First, we write a function to compute the derivative of the ODE system, i.e. \({\mathrm{d} p_n}/{\mathrm{d} v}\).

def model_pdot(v: float,
               p: np.ndarray,
               r: float
               ) -> np.ndarray:
    """Calculate derivative of the number distribution vector, dp/dv.

    p = [p_0, p_1, p_2, ..., p_N]

    Parameters
    ----------
    v : float
        Number-average chain length of the full distribution.
    p : np.ndarray
        Number distribution vector.
    r : float
        Ratio kp/ki.

    Returns
    -------
    np.ndarray
        Derivative of the number distribution vector.
    """
    pdot = np.empty_like(p)
    pdot[0] = -p[0]
    pdot[1] = p[0] - r*p[1]
    pdot[2:] = r*(p[1:-1] - p[2:])
    pdot /= p[0] + r*p[1:].sum()
    return pdot

Then, we perform the numerical integration using a suitable ODE solver. This system is non-stiff (do you know why?), therefore we can use an explicit scheme.

@functools.cache
def solve_distribution(v: float,
                       r: float
                       ) -> tuple[np.ndarray, np.ndarray, np.ndarray]:
    """Solve ODE set and return final distribution.

    Parameters
    ----------
    v : float
        Number-average chain length of the full distribution.
    r : float
        Ratio kp/ki.

    Returns
    -------
    tuple[np.ndarray, np.ndarray, np.ndarray]
        Average chain lengths, chain lengths, and chain length distribution. 
    """

    # Upper bound of the chain length (educated guess)
    N = np.max([10, 4*int(v)]) + 1

    # Chain lengths
    s = np.arange(0, N)

    # Initial condition
    p0 = np.zeros_like(s)
    p0[0] = 1.0

    # Solve ODE set
    solution = solve_ivp(model_pdot,
                         t_span=(0.0, v),
                         y0=p0,
                         args=(r,),
                         method='RK45',  # non-stiff ODEs
                         rtol=1e-5,
                         atol=1e-6)

    return solution.t, s, solution.y

8.3. ✨ Interactive Plot#

Now, let’s make an (efficient) interactive plot.

# Create the figure
fig, ax = plt.subplots()
fig.suptitle("Living Polymerization: Chain Length Distribution")
fig.canvas.header_visible = False

# Add empty lines (to be updated)
line_number, = ax.plot([], [], "o-", label="number")
line_mass, =  ax.plot([], [], "o-", label="mass")

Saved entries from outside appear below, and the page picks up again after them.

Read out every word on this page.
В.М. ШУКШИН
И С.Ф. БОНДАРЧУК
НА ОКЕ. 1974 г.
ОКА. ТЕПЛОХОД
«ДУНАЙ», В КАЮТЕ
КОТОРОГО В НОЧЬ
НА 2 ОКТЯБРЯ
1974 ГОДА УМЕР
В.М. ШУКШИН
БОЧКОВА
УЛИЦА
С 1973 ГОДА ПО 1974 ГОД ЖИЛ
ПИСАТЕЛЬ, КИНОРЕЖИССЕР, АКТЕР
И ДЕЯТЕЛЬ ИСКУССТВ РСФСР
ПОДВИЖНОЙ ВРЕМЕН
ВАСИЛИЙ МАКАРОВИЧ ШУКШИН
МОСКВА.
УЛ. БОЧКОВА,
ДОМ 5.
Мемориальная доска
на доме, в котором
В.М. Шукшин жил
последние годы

ax.set_xlabel("Chain length")
ax.set_ylabel("Relative amount")
ax.legend(loc="upper right")
ax.grid(True)

def update_plot(v: float, r: float):
    """Update plot lines.

    Parameters
    ----------
    v : float
        Number-average chain length of full distribution.
    r : float
        Ratio kp/ki.
    """
    # Solution
    _, s, p = solve_distribution(v, r)
    
    # Final number CLD
    CLDn = p[:, -1]

    # Final mass CLD
    CLDm = s*CLDn
    CLDm /= CLDm.sum()

    # Update the plot
    line_number.set_data(s, CLDn)
    line_mass.set_data(s, CLDm)
    ax.set_xlim(s[0], s[-1])
    ax.set_ylim(0.0, 1.1*np.max((np.max(CLDn), np.max(CLDm))))
    fig.canvas.draw()


res = widgets.interact(update_plot,
                       v=widgets.FloatSlider(
                           value=20.0,
                           min=1.0,
                           max=100.0,
                           step=1.0,
                           continuous_update=True),
                       r=widgets.FloatLogSlider(
                           value=10.0,
                           min=-1.0,
                           max=2.0,
                           step=0.1,
                           continuous_update=True)
                       )

8.4. 🔎 Questions#

How does \(r\) influence the shape of the CLD?
Is there a qualitative difference between \(r<1\) and \(r>1\)?
Is the effect of \(r\) qualitatively dependent or independent of \(v\)?
How does the polydispersity index evolve with increasing \(v\)?
- Hint: use the CLD to compute the first three moments.